The owners weren't bad people. Their hands were tied. After several years of serious commuter riding and the occasional trip to Valley Forge, Bob had to make some hard decisions. It was 1997, and their family was growing. They had no idea how much stuff they'd have to acquire just to keep their three kids, Bandit, Brandy and Bonnie in sports equipment. Bob and Bobbi decided to build a shed out back, stored the C30, and... and. They forgot about it, except on the occasional trip to the shed to look for hedge clippers. There it was, peeking out from behind the WorkMate work bench and the forgotten Scarecrow on a Stick fall yard decorations.

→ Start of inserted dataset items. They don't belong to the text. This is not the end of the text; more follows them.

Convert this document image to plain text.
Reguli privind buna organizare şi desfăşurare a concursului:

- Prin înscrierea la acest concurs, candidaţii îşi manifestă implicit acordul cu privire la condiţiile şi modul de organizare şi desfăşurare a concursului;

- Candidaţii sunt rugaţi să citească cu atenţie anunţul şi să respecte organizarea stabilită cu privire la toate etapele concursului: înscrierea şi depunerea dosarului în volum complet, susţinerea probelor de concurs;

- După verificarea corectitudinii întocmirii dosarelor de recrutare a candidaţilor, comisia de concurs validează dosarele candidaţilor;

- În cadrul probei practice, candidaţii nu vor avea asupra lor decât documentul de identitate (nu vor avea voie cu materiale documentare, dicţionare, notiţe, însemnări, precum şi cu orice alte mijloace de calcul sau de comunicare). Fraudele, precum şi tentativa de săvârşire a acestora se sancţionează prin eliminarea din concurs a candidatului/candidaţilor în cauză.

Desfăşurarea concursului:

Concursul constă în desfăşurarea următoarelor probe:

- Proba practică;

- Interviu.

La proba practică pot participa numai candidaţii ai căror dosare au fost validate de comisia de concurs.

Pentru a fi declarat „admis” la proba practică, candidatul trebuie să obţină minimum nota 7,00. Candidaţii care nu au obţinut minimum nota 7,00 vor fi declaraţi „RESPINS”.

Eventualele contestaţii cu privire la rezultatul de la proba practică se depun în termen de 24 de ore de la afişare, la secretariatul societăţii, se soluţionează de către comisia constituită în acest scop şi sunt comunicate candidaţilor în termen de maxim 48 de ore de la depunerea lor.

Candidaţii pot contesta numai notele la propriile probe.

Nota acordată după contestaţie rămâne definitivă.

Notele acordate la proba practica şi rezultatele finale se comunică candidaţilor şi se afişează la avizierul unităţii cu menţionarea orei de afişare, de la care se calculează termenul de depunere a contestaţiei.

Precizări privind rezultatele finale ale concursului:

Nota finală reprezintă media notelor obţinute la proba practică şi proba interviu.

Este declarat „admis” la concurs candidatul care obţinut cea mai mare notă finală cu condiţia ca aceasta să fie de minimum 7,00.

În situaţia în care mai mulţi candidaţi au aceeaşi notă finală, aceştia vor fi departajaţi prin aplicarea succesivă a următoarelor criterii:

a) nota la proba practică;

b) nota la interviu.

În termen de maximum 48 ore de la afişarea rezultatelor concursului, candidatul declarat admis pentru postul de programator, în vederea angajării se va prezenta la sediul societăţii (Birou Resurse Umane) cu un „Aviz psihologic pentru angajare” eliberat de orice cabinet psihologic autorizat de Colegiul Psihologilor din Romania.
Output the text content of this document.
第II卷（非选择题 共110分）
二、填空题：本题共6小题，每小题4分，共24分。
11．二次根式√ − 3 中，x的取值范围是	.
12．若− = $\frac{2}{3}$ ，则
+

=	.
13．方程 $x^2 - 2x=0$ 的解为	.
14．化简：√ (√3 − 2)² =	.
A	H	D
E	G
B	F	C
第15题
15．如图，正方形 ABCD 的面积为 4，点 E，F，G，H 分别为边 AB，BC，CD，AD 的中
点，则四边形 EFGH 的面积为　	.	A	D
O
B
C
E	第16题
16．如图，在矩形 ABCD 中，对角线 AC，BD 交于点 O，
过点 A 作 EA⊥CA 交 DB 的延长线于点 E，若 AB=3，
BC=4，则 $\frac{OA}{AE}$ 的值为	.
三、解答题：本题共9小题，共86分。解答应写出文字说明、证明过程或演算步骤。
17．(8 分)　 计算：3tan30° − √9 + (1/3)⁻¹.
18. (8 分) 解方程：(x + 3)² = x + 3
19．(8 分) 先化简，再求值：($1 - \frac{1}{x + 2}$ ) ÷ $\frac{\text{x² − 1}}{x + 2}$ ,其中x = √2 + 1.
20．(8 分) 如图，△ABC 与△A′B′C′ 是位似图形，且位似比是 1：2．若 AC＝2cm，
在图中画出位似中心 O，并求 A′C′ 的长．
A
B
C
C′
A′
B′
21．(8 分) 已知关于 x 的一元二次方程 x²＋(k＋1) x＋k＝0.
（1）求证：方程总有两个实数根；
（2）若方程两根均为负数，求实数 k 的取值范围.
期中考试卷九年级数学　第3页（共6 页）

Then one day, the shed purge came. With the kids out of the house and no longer doing yardwork, Bobbi got tired of the push mower and got herself a nice red riding mower. It took up too much room in the garage though. Bob needed it to be a big dust-free space to build and varnish his canoe. So one day while Bob was at a counted cross-stich convention in Roanoake, Bobbi did the only thing that made sense to her. She cleaned out the shed and the C30 was just part of the collateral damage. It's soft parts were all disintegrated, of course. But it still had good structure, just a little rust, and it twinkled at me just a little. Of course, it was raining. And I couldn't get it in my car. And I couldn't ride it. We had a nice walk. And thanks to this C30, who's wheel nuts were rusted solid, I bought my first bike-specific tool, a 3 Wrencho Tire Tool from Portland Design Works.
And that's how it all began. The C30 became a family bike, but the kid who claimed it is MUCH taller now. No need for it to get lost in the back of MY garage.
These bikes have all flowed through my process. No two were alike. No two had the same problems. All of them have gone on to their next story-making opportunities.
As I work on bikes, they tell me their stories. Forensic bikology. Because I'm not a speedy bike fixer, I spend a lot of time with each bike. So, when I'm done, I kinda want to know what happens next. Of course I know how to take a bike to Good Will. But then I miss the opportunity to connect and to tell the next person the bike's story.
I also know how to sell it for a little bit of money online. My usual customers are either flippers or think I'm weird for wanting to chat. They usually just want to get going. I think they must think that I'm selling my own ride. That just seems wrong.
I'm not trying to quit my day job doing this bike thing, but I definitely AM doing it for the environment, the exercise-promotion, and the entertainment. It pleases me greatly to think that even after a bike leaves my care, its got a chance to help someone in their next story.
These bikes gave me the inspiration to tell the stories. Hopefully they are being ridden and cared for. If not for me, their story would have already come to an end.